Part 27 (1/2)
CAPTAIN SHOTOVER. What more have any of us but travelling expenses for our life's journey?
MRS HUSHABYE. But you have factories and capital and things?
MANGAN. People think I have. People think I'm an industrial Napoleon.
That's why Miss Ellie wants to marry me. But I tell you I have nothing.
ELLIE. Do you mean that the factories are like Marcus's tigers? That they don't exist?
MANGAN. They exist all right enough. But they're not mine. They belong to syndicates and shareholders and all sorts of lazy good-for-nothing capitalists. I get money from such people to start the factories. I find people like Miss Dunn's father to work them, and keep a tight hand so as to make them pay. Of course I make them keep me going pretty well; but it's a dog's life; and I don't own anything.
MRS HUSHABYE. Alfred, Alfred, you are making a poor mouth of it to get out of marrying Ellie.
MANGAN. I'm telling the truth about my money for the first time in my life; and it's the first time my word has ever been doubted.
LADY UTTERWORD. How sad! Why don't you go in for politics, Mr Mangan?
MANGAN. Go in for politics! Where have you been living? I am in politics.
LADY UTTERWORD. I'm sure I beg your pardon. I never heard of you.
MANGAN. Let me tell you, Lady Utterword, that the Prime Minister of this country asked me to join the Government without even going through the nonsense of an election, as the dictator of a great public department.
LADY UTTERWORD. As a Conservative or a Liberal?
MANGAN. No such nonsense.
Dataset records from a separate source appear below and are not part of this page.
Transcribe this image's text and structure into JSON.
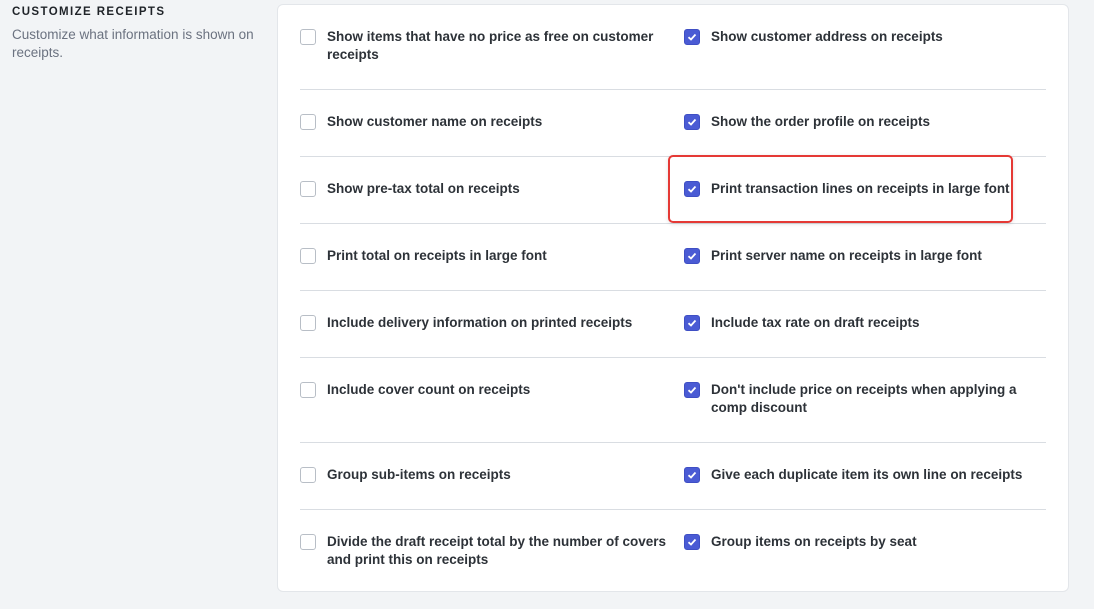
{
  "section": {
    "title": "CUSTOMIZE RECEIPTS",
    "description": "Customize what information is shown on receipts."
  },
  "rows": [
    {
      "left": {
        "label": "Show items that have no price as free on customer receipts",
        "checked": false
      },
      "right": {
        "label": "Show customer address on receipts",
        "checked": true
      }
    },
    {
      "left": {
        "label": "Show customer name on receipts",
        "checked": false
      },
      "right": {
        "label": "Show the order profile on receipts",
        "checked": true
      }
    },
    {
      "left": {
        "label": "Show pre-tax total on receipts",
        "checked": false
      },
      "right": {
        "label": "Print transaction lines on receipts in large font",
        "checked": true
      }
    },
    {
      "left": {
        "label": "Print total on receipts in large font",
        "checked": false
      },
      "right": {
        "label": "Print server name on receipts in large font",
        "checked": true
      }
    },
    {
      "left": {
        "label": "Include delivery information on printed receipts",
        "checked": false
      },
      "right": {
        "label": "Include tax rate on draft receipts",
        "checked": true
      }
    },
    {
      "left": {
        "label": "Include cover count on receipts",
        "checked": false
      },
      "right": {
        "label": "Don't include price on receipts when applying a comp discount",
        "checked": true
      }
    },
    {
      "left": {
        "label": "Group sub-items on receipts",
        "checked": false
      },
      "right": {
        "label": "Give each duplicate item its own line on receipts",
        "checked": true
      }
    },
    {
      "left": {
        "label": "Divide the draft receipt total by the number of covers and print this on receipts",
        "checked": false
      },
      "right": {
        "label": "Group items on receipts by seat",
        "checked": true
      }
    }
  ],
  "colors": {
    "checkbox_checked": "#4a5bd4",
    "highlight_border": "#e53935"
  }
}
As a practical business man. [They all burst out laughing]. What are you all laughing at?
MRS HUSHARYE. Oh, Alfred, Alfred!
ELLIE. You! who have to get my father to do everything for you!
MRS HUSHABYE. You! who are afraid of your own workmen!
HECTOR. You! with whom three women have been playing cat and mouse all the evening!
LADY UTTERWORD. You must have given an immense sum to the party funds, Mr Mangan.
MANGAN. Not a penny out of my own pocket. The syndicate found the money: they knew how useful I should be to them in the Government.
LADY UTTERWORD. This is most interesting and unexpected, Mr Mangan. And what have your administrative achievements been, so far?
MANGAN. Achievements? Well, I don't know what you call achievements; but I've jolly well put a stop to the games of the other fellows in the other departments. Every man of them thought he was going to save the country all by himself, and do me out of the credit and out of my chance of a t.i.tle. I took good care that if they wouldn't let me do it they shouldn't do it themselves either. I may not know anything about my own machinery; but I know how to stick a ramrod into the other fellow's. And now they all look the biggest fools going.
HECTOR. And in heaven's name, what do you look like?
MANGAN. I look like the fellow that was too clever for all the others, don't I? If that isn't a triumph of practical business, what is?
HECTOR. Is this England, or is it a madhouse?
LADY UTTERWORD. Do you expect to save the country, Mr Mangan?